Conforme discutido pelos participantes, a Resolução 852/26, emanada do Comitê-Executivo de Gestão da Câmara de Comércio Exterior, resultou em um aumento da tributação sobre itens essenciais e equipamentos médicos. Essa elevação fiscal encarece os serviços tanto no âmbito do Sistema Único de Saúde (SUS) quanto na esfera privada.
A resolução, publicada em fevereiro deste ano, eleva as alíquotas do Imposto de Importação para máquinas, equipamentos e produtos de informática e telecomunicações. A medida tem implicações diretas na área da saúde, pois abrange equipamentos e componentes utilizados por hospitais, clínicas e laboratórios.
O maior impacto é esperado em produtos importados de maior complexidade tecnológica, como aqueles empregados em diagnósticos por imagem, processos de esterilização e sistemas de climatização hospitalar.
Felipe Contrera Novaes, representante da Associação Brasileira da Indústria de Alta Tecnologia de Produtos para Saúde (Abimed), defendeu que o setor de saúde não deve ser usado como fonte de arrecadação fiscal. Ele ressaltou que "não faz sentido aumentar o imposto de importação para itens que o país comprovadamente não produz".
Impactos no SUS
Renato Nunes, consultor jurídico da Associação Nacional de Hospitais Privados (Anahp), detalhou como o aumento dos custos chega ao SUS. Segundo ele, isso ocorre através dos hospitais filantrópicos, que adquirem materiais de revendedores nacionais sujeitos ao tributo, elevando o preço final.
"Isso se reflete em custo e acaba impactando diretamente o SUS, dada a relevância dessas entidades na prestação de serviços", explicou Nunes, enfatizando que o cenário geral leva a uma oneração do serviço para a população.
Custo operacional e transparência
Genildo Lins, diretor executivo da Confederação Nacional de Saúde (CNSaúde), projetou um aumento de até 11% nos gastos para laboratórios e hospitais. Ele criticou a ausência de diálogo prévio à publicação da norma. "O problema da resolução foi o processo: não houve audiência pública, as entidades não foram consultadas e faltou uma análise de impacto regulatório", observou.

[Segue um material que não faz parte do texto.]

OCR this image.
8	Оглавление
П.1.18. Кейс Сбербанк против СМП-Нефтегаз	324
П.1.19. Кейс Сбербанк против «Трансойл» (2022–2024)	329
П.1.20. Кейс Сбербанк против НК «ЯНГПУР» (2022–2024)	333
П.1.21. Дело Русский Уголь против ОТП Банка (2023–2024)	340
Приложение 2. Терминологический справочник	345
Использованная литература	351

Graccho Alvim Neto, vice-presidente da Federação Brasileira de Hospitais (FBH), apontou que a alteração afeta predominantemente unidades de saúde de pequeno e médio porte, o que pode acarretar atrasos em exames e procedimentos cirúrgicos. Ele reiterou que a carga tributária não se limita à indústria, mas também recai sobre o paciente, gerando uma "insegurança jurídica" que desestimula investimentos no setor.
Acesso à tecnologia
O deputado Pedro Westphalen (PP-RS), responsável pela solicitação da audiência, informou que agendou uma reunião com o vice-presidente da República, Geraldo Alckmin, para expor os problemas decorrentes da medida.
"O que estamos debatendo transcende uma questão tarifária ou de balança comercial; trata-se do acesso da população brasileira a tecnologias médicas de ponta", argumentou o parlamentar.